Unsere Forderungen beziehen sich auf 12 Punkte, aber die oben genannten sind mitunter die wichtigsten.
Es gibt aktuell auch starke Mobilisierungen von den Studierenden und den Bergleuten von Chuquicamata, eine der größten Kupfertagebauten der Welt, die ebenfalls seit dem 14. Juni im Streik sind. Wie verbinden sich diese Kräfte?
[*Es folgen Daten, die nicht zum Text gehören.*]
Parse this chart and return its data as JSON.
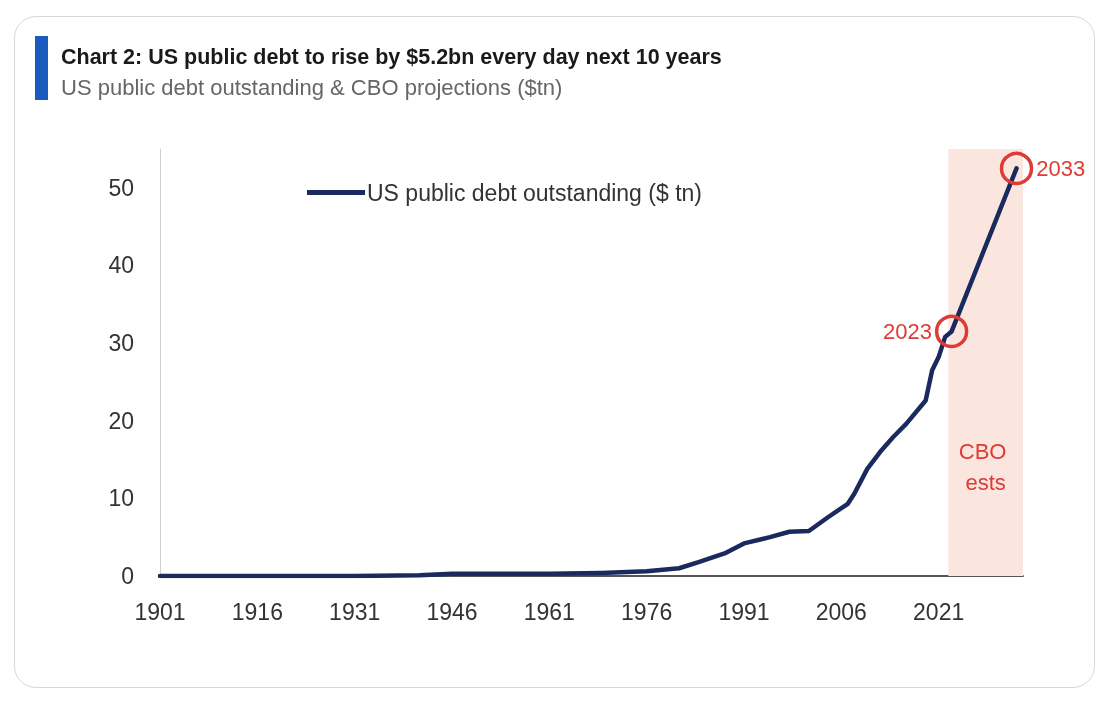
{
  "chart_data": {
    "type": "line",
    "title": "Chart 2: US public debt to rise by $5.2bn every day next 10 years",
    "subtitle": "US public debt outstanding & CBO projections ($tn)",
    "series": [
      {
        "name": "US public debt outstanding ($ tn)",
        "color": "#1b2a5e",
        "x": [
          1901,
          1931,
          1941,
          1946,
          1961,
          1969,
          1976,
          1981,
          1984,
          1988,
          1991,
          1995,
          1998,
          2001,
          2004,
          2007,
          2008,
          2010,
          2012,
          2014,
          2016,
          2019,
          2020,
          2021,
          2022,
          2023,
          2033
        ],
        "values": [
          0,
          0,
          0.1,
          0.3,
          0.3,
          0.4,
          0.6,
          1.0,
          1.8,
          2.9,
          4.2,
          5.0,
          5.7,
          5.8,
          7.6,
          9.3,
          10.6,
          13.8,
          16.0,
          17.9,
          19.6,
          22.6,
          26.5,
          28.2,
          30.8,
          31.5,
          52.5
        ]
      }
    ],
    "xlim": [
      1901,
      2034
    ],
    "xticks": [
      1901,
      1916,
      1931,
      1946,
      1961,
      1976,
      1991,
      2006,
      2021
    ],
    "ylim": [
      0,
      55
    ],
    "yticks": [
      0,
      10,
      20,
      30,
      40,
      50
    ],
    "bands": [
      {
        "axis": "x",
        "from": 2022.5,
        "to": 2034,
        "label": "CBO ests",
        "color": "#fbe6df"
      }
    ],
    "annotations": [
      {
        "text": "2023",
        "x": 2023,
        "y": 31.5
      },
      {
        "text": "2033",
        "x": 2033,
        "y": 52.5
      }
    ],
    "legend": "top",
    "marker": "none",
    "line_style": "solid"
  }
}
Als Mitglieder von Nuestra Clase betonen wir in den Versammlungen der Lehrkräfte die Bedeutung, sich anderen Sektoren anzuschließen, die von dieser Regierung durch ihre Reformen und Projekte angegriffen werden. Deshalb haben sich unseren Protesten auch Arbeiter der Fließbandproduktionfirmen angeschlossen, die seit mehr als drei Wochen im Streik sind. Auch Student*innen der Pädagogik der Universität Antofagasta sowie die Bergleute von Chuquicamata haben sich angeschlossen. Mit einer Gruppe von Lehrkräften, Studierenden und Arbeiter*innen sind wir hoch nach Calama zur Versammlung der Bergleute gegangen und haben ihnen die Notwendigkeit aufgezeigt, die Kämpfe aller Arbeiter*innen, Studierenden und Lehrkräften zu vereinen. So haben wir am Montag, den 24. Juni, Straßensperren in drei Teilen von Antofagasta und Calama koordiniert, eine Aktion, die es bisher zwischen verschiedenen Sektoren nicht gegeben hat.
Wir sind uns bewusst, wie wichtig es ist, unsere Kämpfe zu vereinen und ein einziges Bündel von Forderungen zu stellen, um dieser rechten Regierung begegnen zu können, die mit allen Bereichen des Kampfes sehr unnachgiebig und repressiv umgeht.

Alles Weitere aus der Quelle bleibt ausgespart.